Renda extra, demandas incertas e pagamento em dólar
Barbara e Marcos, em São Paulo, e Thais, no Recife, trabalham remotamente para plataformas de treinamento de inteligência artificial, muitas delas sediadas na Califórnia.
📍 Em 17 de abril, a Outlier, por exemplo, oferecia 410 vagas em diversos países como Brasil, Argentina, Porto Rico, México, Alemanha, França, Japão, Austrália, Índia, Turquia, Nova Zelândia, Egito e África do Sul.
💵O pagamento é realizado em dólares, por hora. A média de remuneração, conforme relataram os colaboradores entrevistados pelo g1, é de 10 dólares por hora. Temas sensíveis costumam oferecer uma remuneração maior, variando entre 18 e 19 dólares por hora.

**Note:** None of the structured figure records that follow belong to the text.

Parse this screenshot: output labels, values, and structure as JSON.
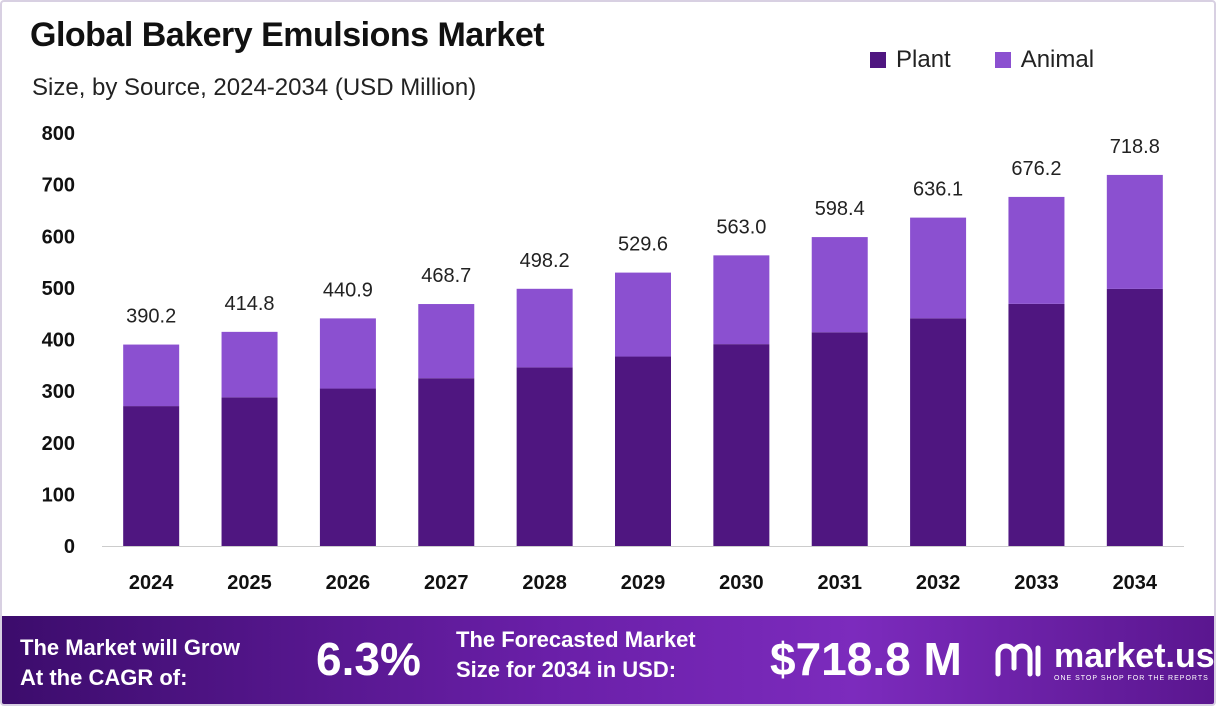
{
  "header": {
    "title": "Global Bakery Emulsions Market",
    "subtitle": "Size, by Source, 2024-2034 (USD Million)"
  },
  "legend": [
    {
      "label": "Plant",
      "color": "#4f1680"
    },
    {
      "label": "Animal",
      "color": "#8b50d0"
    }
  ],
  "chart_data": {
    "type": "bar",
    "stacked": true,
    "categories": [
      "2024",
      "2025",
      "2026",
      "2027",
      "2028",
      "2029",
      "2030",
      "2031",
      "2032",
      "2033",
      "2034"
    ],
    "series": [
      {
        "name": "Plant",
        "color": "#4f1680",
        "values": [
          271,
          288,
          305,
          325,
          346,
          367,
          391,
          414,
          441,
          469,
          498
        ]
      },
      {
        "name": "Animal",
        "color": "#8b50d0",
        "values": [
          119.2,
          126.8,
          135.9,
          143.7,
          152.2,
          162.6,
          172.0,
          184.4,
          195.1,
          207.2,
          220.8
        ]
      }
    ],
    "totals": [
      "390.2",
      "414.8",
      "440.9",
      "468.7",
      "498.2",
      "529.6",
      "563.0",
      "598.4",
      "636.1",
      "676.2",
      "718.8"
    ],
    "yticks": [
      "0",
      "100",
      "200",
      "300",
      "400",
      "500",
      "600",
      "700",
      "800"
    ],
    "ylim": [
      0,
      800
    ],
    "grid": false,
    "legend_position": "top-right"
  },
  "footer": {
    "cagr_label_line1": "The Market will Grow",
    "cagr_label_line2": "At the CAGR of:",
    "cagr_value": "6.3%",
    "forecast_label_line1": "The Forecasted Market",
    "forecast_label_line2": "Size for 2034 in USD:",
    "forecast_value": "$718.8 M",
    "brand_name": "market.us",
    "brand_tagline": "ONE STOP SHOP FOR THE REPORTS",
    "brand_icon": "market-us-logo-icon"
  }
}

Barbara, no entanto, reclama que algumas tarefas de treinamento, embora idênticas às oficiais, oferecem um pagamento significativamente inferior, como 3 dólares por hora. Os brasileiros relatam que o trabalho funciona como uma renda extra, devido à incerteza das demandas. Pode haver dias com muitas tarefas, seguidos por períodos de semanas sem novas atividades.
A maioria foi recrutada via LinkedIn, o que gerou desconfiança, reforçada por relatos em fóruns online sobre atrasos e falhas nos pagamentos.

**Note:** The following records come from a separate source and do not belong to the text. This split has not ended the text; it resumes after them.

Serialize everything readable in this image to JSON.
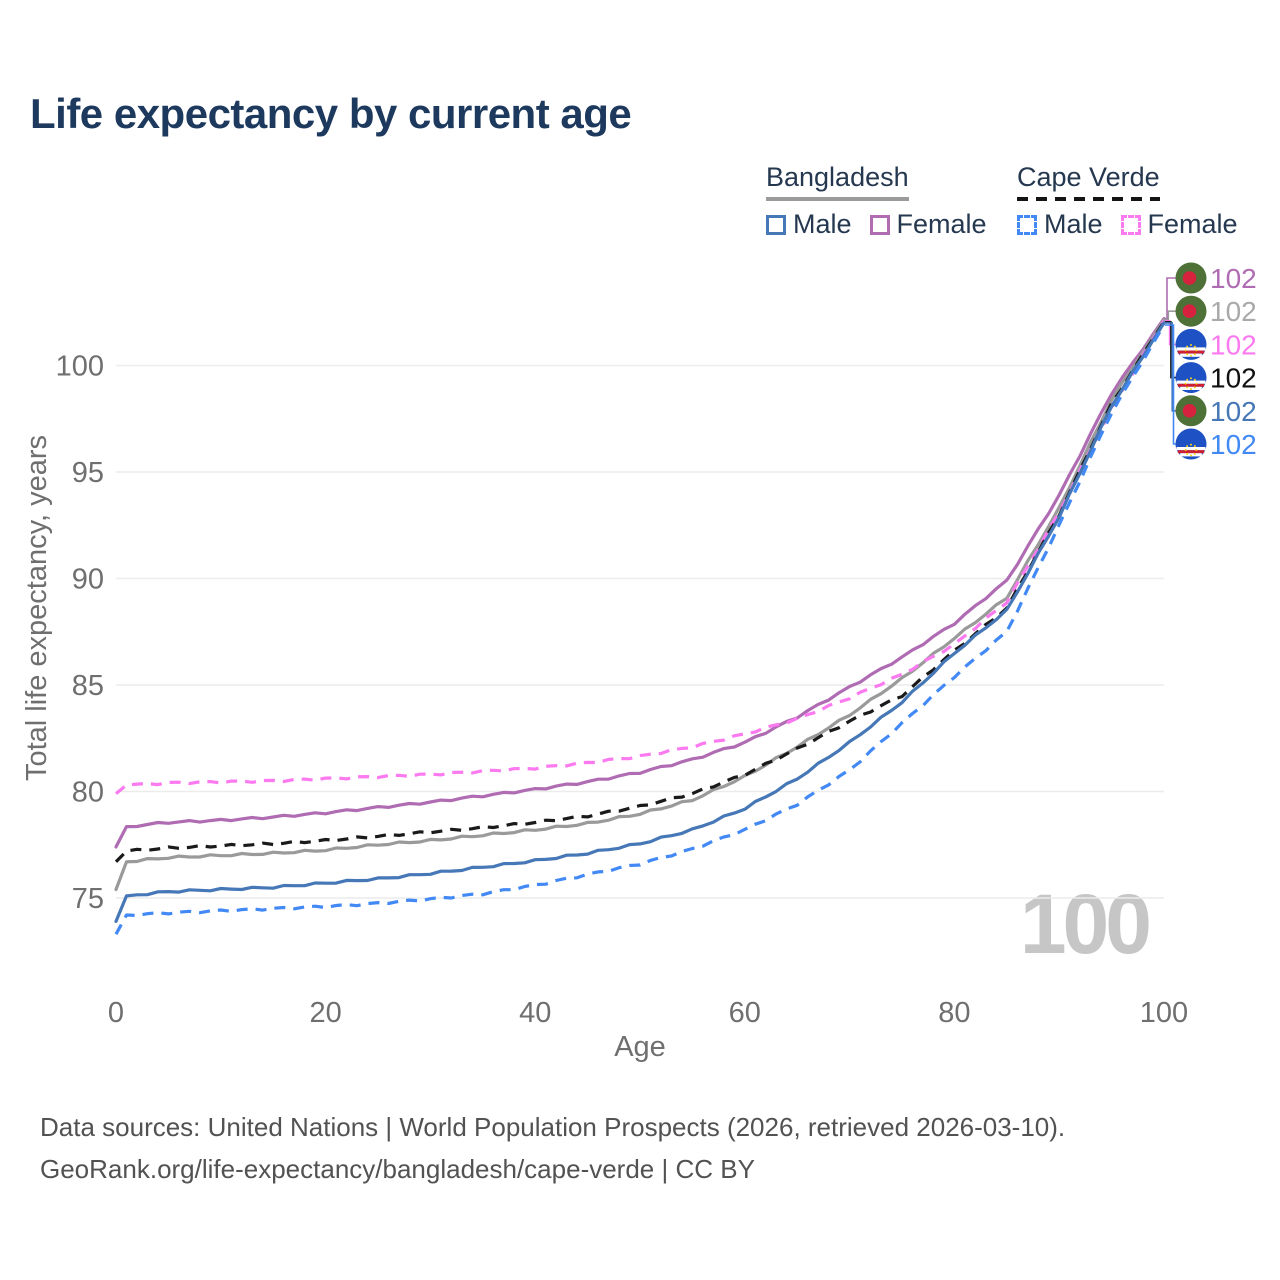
{
  "header": {
    "title": "Life expectancy by current age"
  },
  "legend": {
    "groups": [
      {
        "name": "Bangladesh",
        "line_style": "solid",
        "color": "#9b9b9b",
        "items": [
          {
            "label": "Male",
            "color": "#4677b6",
            "dashed": false
          },
          {
            "label": "Female",
            "color": "#b06cb3",
            "dashed": false
          }
        ]
      },
      {
        "name": "Cape Verde",
        "line_style": "dashed",
        "color": "#141414",
        "items": [
          {
            "label": "Male",
            "color": "#4289f5",
            "dashed": true
          },
          {
            "label": "Female",
            "color": "#fc7af0",
            "dashed": true
          }
        ]
      }
    ]
  },
  "watermark": "100",
  "chart_data": {
    "type": "line",
    "title": "Life expectancy by current age",
    "xlabel": "Age",
    "ylabel": "Total life expectancy, years",
    "x_ticks": [
      0,
      20,
      40,
      60,
      80,
      100
    ],
    "y_ticks": [
      75,
      80,
      85,
      90,
      95,
      100
    ],
    "xlim": [
      0,
      100
    ],
    "ylim": [
      73,
      102.5
    ],
    "grid": "horizontal",
    "legend_position": "top-right",
    "x": [
      0,
      1,
      5,
      10,
      15,
      20,
      25,
      30,
      35,
      40,
      45,
      50,
      55,
      60,
      65,
      70,
      75,
      80,
      85,
      90,
      95,
      100
    ],
    "series": [
      {
        "key": "bangladesh-female",
        "name": "Bangladesh Female",
        "country": "Bangladesh",
        "sex": "Female",
        "color": "#b06cb3",
        "dashed": false,
        "flag": "bd",
        "label_color": "#b06cb3",
        "end_label": "102",
        "values": [
          77.4,
          78.35,
          78.55,
          78.65,
          78.8,
          79.0,
          79.25,
          79.5,
          79.8,
          80.1,
          80.45,
          80.9,
          81.5,
          82.3,
          83.5,
          84.9,
          86.3,
          87.9,
          89.9,
          93.9,
          98.7,
          102.2
        ]
      },
      {
        "key": "bangladesh-total",
        "name": "Bangladesh",
        "country": "Bangladesh",
        "sex": "Both",
        "color": "#9a9a9a",
        "dashed": false,
        "flag": "bd",
        "label_color": "#a9a9a9",
        "end_label": "102",
        "values": [
          75.4,
          76.7,
          76.9,
          77.0,
          77.1,
          77.25,
          77.5,
          77.7,
          77.95,
          78.2,
          78.5,
          78.95,
          79.6,
          80.7,
          82.1,
          83.6,
          85.3,
          87.2,
          89.1,
          93.3,
          98.4,
          102.15
        ]
      },
      {
        "key": "cape-verde-female",
        "name": "Cape Verde Female",
        "country": "Cape Verde",
        "sex": "Female",
        "color": "#fc7af0",
        "dashed": true,
        "flag": "cv",
        "label_color": "#fc7af0",
        "end_label": "102",
        "values": [
          79.9,
          80.3,
          80.4,
          80.45,
          80.5,
          80.6,
          80.7,
          80.8,
          80.95,
          81.1,
          81.35,
          81.65,
          82.1,
          82.7,
          83.4,
          84.4,
          85.5,
          86.9,
          88.9,
          93.1,
          98.0,
          102.1
        ]
      },
      {
        "key": "cape-verde-total",
        "name": "Cape Verde",
        "country": "Cape Verde",
        "sex": "Both",
        "color": "#1a1a1a",
        "dashed": true,
        "flag": "cv",
        "label_color": "#111111",
        "end_label": "102",
        "values": [
          76.7,
          77.2,
          77.35,
          77.45,
          77.55,
          77.7,
          77.9,
          78.1,
          78.3,
          78.55,
          78.85,
          79.3,
          79.9,
          80.8,
          82.0,
          83.3,
          84.5,
          86.6,
          88.6,
          93.0,
          98.2,
          102.05
        ]
      },
      {
        "key": "bangladesh-male",
        "name": "Bangladesh Male",
        "country": "Bangladesh",
        "sex": "Male",
        "color": "#4677b6",
        "dashed": false,
        "flag": "bd",
        "label_color": "#4677b6",
        "end_label": "102",
        "values": [
          73.9,
          75.1,
          75.3,
          75.4,
          75.5,
          75.7,
          75.9,
          76.15,
          76.45,
          76.75,
          77.1,
          77.55,
          78.2,
          79.2,
          80.6,
          82.3,
          84.2,
          86.5,
          88.5,
          92.9,
          98.1,
          102.0
        ]
      },
      {
        "key": "cape-verde-male",
        "name": "Cape Verde Male",
        "country": "Cape Verde",
        "sex": "Male",
        "color": "#4289f5",
        "dashed": true,
        "flag": "cv",
        "label_color": "#4289f5",
        "end_label": "102",
        "values": [
          73.3,
          74.2,
          74.3,
          74.4,
          74.5,
          74.6,
          74.75,
          74.95,
          75.2,
          75.6,
          76.1,
          76.6,
          77.3,
          78.2,
          79.4,
          81.0,
          83.2,
          85.4,
          87.5,
          92.5,
          97.8,
          101.9
        ]
      }
    ],
    "flag_colors": {
      "bd_green": "#4e7137",
      "bd_red": "#d6213f",
      "cv_blue": "#1e52c4",
      "cv_red": "#d01f2f",
      "cv_white": "#ffffff",
      "cv_star": "#f7d116"
    }
  },
  "footer": {
    "line1": "Data sources: United Nations | World Population Prospects (2026, retrieved 2026-03-10).",
    "line2": "GeoRank.org/life-expectancy/bangladesh/cape-verde | CC BY"
  }
}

🔒 Eles assinam um termo que estipula que qualquer informação, conteúdo ou material ao qual tenham acesso deve ser mantido em estrita confidencialidade.
Afinal, quais os possíveis riscos da tecnologia?
De acordo com o “Relatório Internacional de Segurança em IA”, elaborado por 100 especialistas de 30 países, as maiores preocupações e os riscos com essa tecnologia são:
Potencialização de pessoas mal-intencionadas, já que a IA pode ser usada para manipular conteúdo e disseminar desinformação.
Facilitação da criação de armas químicas e biológicas, com a tecnologia ampliando o acesso a conhecimentos específicos para esse fim.
Decisões independentes: com o avanço da IA, sistemas autônomos (inclusive de armas e bombas) podem tomar decisões sem intervenção humana, o que representa um risco significativo para a segurança internacional.
O relatório foi divulgado no final de janeiro pelo governo do Reino Unido. O trabalho foi comandado pelo cientista da computação Yoshua Bengio, e contou com especialistas da Organização das Nações Unidas (ONU) e da Organização para a Cooperação e Desenvolvimento Econômico (OCDE).
➡️ Um dos dois integrantes brasileiros é o professor André Ponce, diretor do Instituto de Ciências Matemáticas e de Computação (ICMC) da USP.
Para o professor, um dos caminhos para mitigar esses riscos é aumentar a transparência da forma como os modelos de inteligência artificial funcionam, mostrando como eles chegam a determinadas conclusões.
“Muitos desses modelos são caixas-pretas, são redes neurais que pegam o conhecimento e o distribuem em várias sinapses artificiais. Não é claro como a rede chega a uma decisão”.
*Nome foi alterado porque entrevistado preferiu não se identificar.